Taiwanese footwear company

A.S.O Shoes (阿瘦實業股份有限公司), commonly known as A.S.O, is a Taiwanese footwear company specializing in dress shoes. A.S.O stands for Amiable Stylish Outlook. Founded in 1952 as a shoeshine business in Taipei by Lo Shui-mu, the company has grown into one of Taiwan’s leading shoe manufacturers.

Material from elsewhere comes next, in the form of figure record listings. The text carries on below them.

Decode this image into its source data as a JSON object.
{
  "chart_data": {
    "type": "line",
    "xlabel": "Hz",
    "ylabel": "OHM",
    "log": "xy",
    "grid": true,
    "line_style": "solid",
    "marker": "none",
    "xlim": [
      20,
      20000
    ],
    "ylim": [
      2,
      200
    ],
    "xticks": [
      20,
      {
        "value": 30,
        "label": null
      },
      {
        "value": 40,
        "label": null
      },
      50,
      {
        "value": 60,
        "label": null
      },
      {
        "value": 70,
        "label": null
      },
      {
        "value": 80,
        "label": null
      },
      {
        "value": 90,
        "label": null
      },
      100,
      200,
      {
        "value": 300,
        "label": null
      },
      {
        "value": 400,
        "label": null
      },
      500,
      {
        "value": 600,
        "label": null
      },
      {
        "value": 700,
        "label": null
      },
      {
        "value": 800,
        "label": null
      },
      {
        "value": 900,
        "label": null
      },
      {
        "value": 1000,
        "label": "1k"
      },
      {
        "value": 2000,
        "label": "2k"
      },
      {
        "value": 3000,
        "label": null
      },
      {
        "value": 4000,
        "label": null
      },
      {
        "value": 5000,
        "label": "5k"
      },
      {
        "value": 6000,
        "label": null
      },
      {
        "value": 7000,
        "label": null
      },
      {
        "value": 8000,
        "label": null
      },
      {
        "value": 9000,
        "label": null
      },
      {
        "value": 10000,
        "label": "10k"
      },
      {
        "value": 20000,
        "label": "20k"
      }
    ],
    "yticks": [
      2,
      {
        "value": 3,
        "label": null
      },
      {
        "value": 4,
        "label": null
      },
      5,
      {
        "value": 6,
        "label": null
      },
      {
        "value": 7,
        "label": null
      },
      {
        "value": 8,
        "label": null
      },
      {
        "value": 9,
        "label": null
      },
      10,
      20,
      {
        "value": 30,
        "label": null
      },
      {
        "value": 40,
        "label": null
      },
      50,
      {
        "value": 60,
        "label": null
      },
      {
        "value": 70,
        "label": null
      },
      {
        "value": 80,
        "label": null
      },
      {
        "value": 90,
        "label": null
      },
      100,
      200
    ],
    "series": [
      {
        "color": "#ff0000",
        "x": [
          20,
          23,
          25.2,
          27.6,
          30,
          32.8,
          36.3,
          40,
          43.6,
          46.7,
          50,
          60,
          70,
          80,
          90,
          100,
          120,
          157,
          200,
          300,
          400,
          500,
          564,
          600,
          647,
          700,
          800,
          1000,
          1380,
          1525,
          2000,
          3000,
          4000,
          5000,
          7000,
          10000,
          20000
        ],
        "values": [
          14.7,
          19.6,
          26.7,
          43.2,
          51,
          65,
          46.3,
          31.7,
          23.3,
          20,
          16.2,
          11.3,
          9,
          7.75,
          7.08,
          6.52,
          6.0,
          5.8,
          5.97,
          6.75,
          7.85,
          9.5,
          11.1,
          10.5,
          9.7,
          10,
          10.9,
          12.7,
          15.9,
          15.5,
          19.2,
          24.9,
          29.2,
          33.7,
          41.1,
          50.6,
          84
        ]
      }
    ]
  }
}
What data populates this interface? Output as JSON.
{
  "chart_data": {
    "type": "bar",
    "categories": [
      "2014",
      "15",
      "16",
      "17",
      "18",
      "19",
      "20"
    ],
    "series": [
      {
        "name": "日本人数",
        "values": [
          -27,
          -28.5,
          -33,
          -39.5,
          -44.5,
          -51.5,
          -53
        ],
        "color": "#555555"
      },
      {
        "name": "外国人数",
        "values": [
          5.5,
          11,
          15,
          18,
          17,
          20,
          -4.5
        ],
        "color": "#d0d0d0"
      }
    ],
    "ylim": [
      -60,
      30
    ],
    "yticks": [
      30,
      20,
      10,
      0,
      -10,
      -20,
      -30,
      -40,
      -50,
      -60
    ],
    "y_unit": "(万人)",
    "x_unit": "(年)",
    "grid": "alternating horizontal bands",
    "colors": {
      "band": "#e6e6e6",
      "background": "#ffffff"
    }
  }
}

A.S.O. is known for its high-quality, comfortable leather footwear and diversified brands that cater to a wide range of customer needs. A.S.O’s headquarters are located on Level 6, No. 168, Songjian Road, Zhongshan District, Taipei City, Taiwan.

== History ==
A.S.O began as a small shoeshine stand called "A.S.O Shoeshine Service" on Yanping North Road in Taipei. Lo Shui-mu, the founder, grew up in Yilan County and moved to Taipei in his twenties to seek opportunities. After overcoming financial setbacks and health challenges, Lo expanded his business to include shoe repair and eventually began designing and manufacturing leather shoes in 1966. In 1971, A.S.O opened its first flagship store, named "A.S.O Double Horse," on Yanping North Road. The store’s name reflected Lo’s zodiac sign, the horse, which he shared with his eldest daughter. Over the years, A.S.O expanded its product range, launching sub-brands such as BESO for women's shoes and FRENO for casual footwear in 2005. Lo Shui-mu retired in 2012, passing the business to his sons, Lo Rong-yue (Joseph Lo) and Lo Rong-ke. Under their leadership, A.S.O continued to innovate and diversify its offerings, including launching a range of e-commerce platforms and lifestyle brands. In 2014, A.S.O became the first Taiwanese footwear company to go public. In 2015, A.S.O donated NT$30 million to establish the A.S.O Lo Shui-mu Memorial Library in Lo’s hometown in Yilan County.

A.S.O has made significant strides in integrating technology into footwear design. In 2018, the company collaborated with the Industrial Technology Research Institute to develop a dynamic foot pressure measurement system, which is now available in all stores. By 2021, A.S.O had further expanded into foot health services, establishing Foot Medical Centers and Foot Health Nail Centers. These facilities offer treatments for common foot and nail conditions such as ingrown nails, corns, and athlete’s foot.